GamesRadar+ gave the game a score of 4 of 5 and spoke positively about the collaboration and teamwork, saying that both character teams are complementary and make the game a fantastic cooperative experience. However, they found the Claire/Moira campaign to have an unsatisfying ending. IGN considered the game to lack the scares for which the series is famous for, while also criticizing the graphics and considering that the game provides an unmemorable experience. They nevertheless praised the elements of action-adventure, the co-op gameplay, the implementation of traditional puzzles and the interesting plot, which in the words of the reviewer, Lucy O'Brien, "kept me hooked right up until its finale". She also praised the bonus Raid mode.

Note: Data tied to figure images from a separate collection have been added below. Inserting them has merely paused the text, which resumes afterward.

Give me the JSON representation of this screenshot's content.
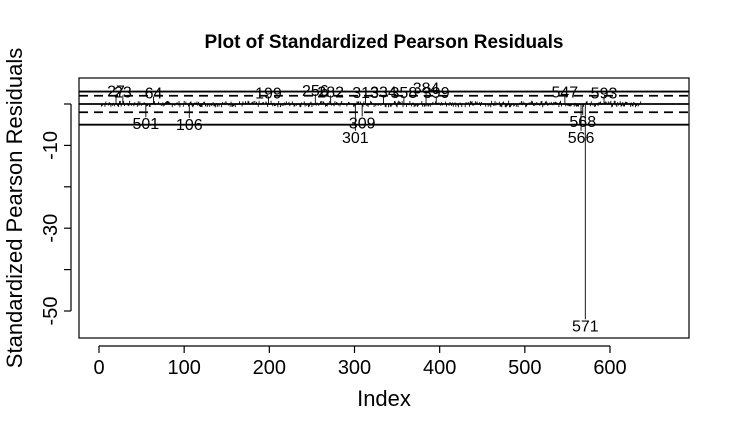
{
  "chart_data": {
    "type": "line",
    "title": "Plot of Standardized Pearson Residuals",
    "xlabel": "Index",
    "ylabel": "Standardized Pearson Residuals",
    "xlim": [
      0,
      640
    ],
    "ylim": [
      -55,
      6
    ],
    "x_ticks": [
      0,
      100,
      200,
      300,
      400,
      500,
      600
    ],
    "y_ticks": [
      -50,
      -30,
      -10
    ],
    "series_style": "vertical spikes (type h)",
    "n": 638,
    "reference_lines": [
      {
        "y": 3,
        "style": "solid"
      },
      {
        "y": 2,
        "style": "dashed"
      },
      {
        "y": 0,
        "style": "solid"
      },
      {
        "y": -2,
        "style": "dashed"
      },
      {
        "y": -5,
        "style": "solid"
      }
    ],
    "labeled_points": [
      {
        "label": "27",
        "x": 20,
        "y": 2.3
      },
      {
        "label": "23",
        "x": 28,
        "y": 2.1
      },
      {
        "label": "64",
        "x": 64,
        "y": 1.8
      },
      {
        "label": "501",
        "x": 55,
        "y": -3.2
      },
      {
        "label": "106",
        "x": 106,
        "y": -3.4
      },
      {
        "label": "199",
        "x": 199,
        "y": 1.8
      },
      {
        "label": "256",
        "x": 254,
        "y": 2.4
      },
      {
        "label": "282",
        "x": 272,
        "y": 2.1
      },
      {
        "label": "313",
        "x": 313,
        "y": 1.9
      },
      {
        "label": "334",
        "x": 334,
        "y": 2.1
      },
      {
        "label": "358",
        "x": 358,
        "y": 1.9
      },
      {
        "label": "384",
        "x": 384,
        "y": 3.0
      },
      {
        "label": "399",
        "x": 396,
        "y": 1.9
      },
      {
        "label": "309",
        "x": 309,
        "y": -3.0
      },
      {
        "label": "301",
        "x": 301,
        "y": -6.5
      },
      {
        "label": "547",
        "x": 547,
        "y": 2.0
      },
      {
        "label": "593",
        "x": 593,
        "y": 1.8
      },
      {
        "label": "568",
        "x": 568,
        "y": -2.7
      },
      {
        "label": "566",
        "x": 566,
        "y": -6.5
      },
      {
        "label": "571",
        "x": 571,
        "y": -52.0
      }
    ]
  }
}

Many reviewers felt the third episode was the best one. Peter Brown from GameSpot considered the reason for this was the plot development and the presence of interesting puzzles, which were lacking in the first two episodes. IGN also had similar opinions, considering the balance between the action sequences and the puzzle solving to be exquisite.

Aggregate review scores
| Game | Metacritic |
|---|---|
| Resident Evil: Revelations 2 | (PS4) 75/100 (PC) 74/100 (XONE) 75/100 (VITA) 65/100 (NS) 73/100 |
| Episode 1: Penal Colony | (PS4) 75/100 (PC) 73/100 (XONE) 73/100 |
| Episode 2: Contemplation | (PS4) 75/100 (PC) 76/100 (XONE) 74/100 |
| Episode 3: Judgment | (PS4) 77/100 (PC) 78/100 (XONE) 73/100 |
| Episode 4: Metamorphosis | (PS4) 75/100 (PC) 73/100 (XONE) 74/100 |

===Sales and accolades===
According to Capcom, due to the variety of manners of selling, Resident Evil: Revelations 2 had a strong beginning and quickly become a million seller for the company. In Japan, in the first week of the release of the complete version, the game reached the second (PS3) and fourth position (PS4), selling 73,373 and 42,358 respectively. The PlayStation 4 hardware that week had a higher-than-normal sales, thanks to the releases of Resident Evil Revelations 2 and Final Fantasy Type-0 HD. In Brazil, the full game version became the 9th best selling game on the PS4 during the month of April 2015. As a download content, the complete season reached the 6th position on the same platform. After that, in the same year, specifically in November, the second episode alone, Contemplation, was the 8th best-selling download content for PlayStation 3. A month later, the PS Vita version reached the 5th position.

As of March 2020, the original release has reached 2.6 million units sold and, with that, Revelations 2 has possibly surpassed its predecessor and became the 26th best seller of the company. Furthermore, in the beginning of 2016, the title was selected by the readers of the Japanese game magazine Famitsu as the 9th most memorable game of the Xbox One.